The Importance of a Complete History in Veterinary Medicine
Every year continuing education seminars and journal articles provide us with more and more knowledge about more and more diseases, diagnostic procedures, and treatments.
However, within the confines of our practices we may find ourselves facing a sometimes dismaying reality: Many practices and those who work in and patronize them possess limits that may preclude the maximalist approach.

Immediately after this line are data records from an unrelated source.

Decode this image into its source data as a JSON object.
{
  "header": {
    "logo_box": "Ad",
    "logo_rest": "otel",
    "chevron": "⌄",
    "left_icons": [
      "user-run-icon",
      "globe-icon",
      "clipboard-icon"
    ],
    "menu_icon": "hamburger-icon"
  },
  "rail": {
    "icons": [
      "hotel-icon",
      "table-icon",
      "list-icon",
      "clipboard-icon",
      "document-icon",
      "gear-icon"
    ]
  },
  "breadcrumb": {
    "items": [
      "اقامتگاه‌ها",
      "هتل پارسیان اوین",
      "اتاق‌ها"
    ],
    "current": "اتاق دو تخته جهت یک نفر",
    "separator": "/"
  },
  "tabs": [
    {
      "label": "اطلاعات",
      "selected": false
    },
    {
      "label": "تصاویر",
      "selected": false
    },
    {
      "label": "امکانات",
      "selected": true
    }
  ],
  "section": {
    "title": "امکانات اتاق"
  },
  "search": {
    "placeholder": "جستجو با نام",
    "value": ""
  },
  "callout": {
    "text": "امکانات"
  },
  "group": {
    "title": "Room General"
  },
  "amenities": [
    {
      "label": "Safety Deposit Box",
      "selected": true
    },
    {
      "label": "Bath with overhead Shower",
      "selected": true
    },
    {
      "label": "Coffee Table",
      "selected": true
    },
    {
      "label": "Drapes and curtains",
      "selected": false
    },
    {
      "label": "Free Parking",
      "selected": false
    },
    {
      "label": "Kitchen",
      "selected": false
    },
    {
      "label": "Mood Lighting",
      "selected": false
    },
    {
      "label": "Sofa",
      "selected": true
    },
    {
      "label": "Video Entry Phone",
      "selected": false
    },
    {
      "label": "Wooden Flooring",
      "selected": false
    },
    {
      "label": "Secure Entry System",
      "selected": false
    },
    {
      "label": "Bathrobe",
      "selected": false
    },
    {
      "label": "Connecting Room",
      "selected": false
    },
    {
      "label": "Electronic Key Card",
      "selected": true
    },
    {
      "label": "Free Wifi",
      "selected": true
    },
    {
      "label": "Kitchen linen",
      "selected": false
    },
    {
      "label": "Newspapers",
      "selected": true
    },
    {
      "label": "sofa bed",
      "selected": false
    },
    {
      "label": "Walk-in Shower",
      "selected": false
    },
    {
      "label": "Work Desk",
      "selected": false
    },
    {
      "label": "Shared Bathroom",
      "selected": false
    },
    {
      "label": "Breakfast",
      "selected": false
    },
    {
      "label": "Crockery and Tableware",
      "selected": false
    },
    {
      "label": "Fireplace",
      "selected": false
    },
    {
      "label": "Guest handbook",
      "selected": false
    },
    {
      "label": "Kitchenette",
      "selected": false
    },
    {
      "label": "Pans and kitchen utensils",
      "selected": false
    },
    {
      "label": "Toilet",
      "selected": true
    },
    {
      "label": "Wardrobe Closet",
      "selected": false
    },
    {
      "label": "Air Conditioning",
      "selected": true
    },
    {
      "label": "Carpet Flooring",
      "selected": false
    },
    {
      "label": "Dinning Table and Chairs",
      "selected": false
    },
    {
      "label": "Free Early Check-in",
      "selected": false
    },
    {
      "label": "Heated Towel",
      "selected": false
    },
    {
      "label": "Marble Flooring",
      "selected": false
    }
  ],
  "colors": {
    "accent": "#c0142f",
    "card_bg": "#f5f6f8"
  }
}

Faced with this reality, veterinarians typically take one of three approaches not unlike those taken by the attendees at the minimalist art show. Some eagerly embrace the challenge of reducing the latest information to those components that best compliment the needs and any limits of the practice, practitioners, clients, and patients. Dr. Green eagerly acknowledges the advantages of laser surgery for certain conditions, but also accepts that acquiring the equipment and proper training to use it exceeds the financial capacity of the practice at this time. Based on that awareness, she enjoys refining other skills that may offer her patients comparable benefits under similar circumstances, and compiling a list of those competent in the new technology to whom she can confidently refer her clients if her other options won’t best fill their needs.. Dr. Black finds the lack of state-of-the-art equipment in the practice where he works intolerably boring; within months, he quits and returns to academia to pursue an advanced degree. A third veterinarian, Dr. Brown, also chafes at the lack of facilities in her practice. However, unlike her colleagues, she neither sees this as a fascinating challenge nor a reason to leave; instead, she grumbles and complains about the deficits, making herself and everyone around her miserable.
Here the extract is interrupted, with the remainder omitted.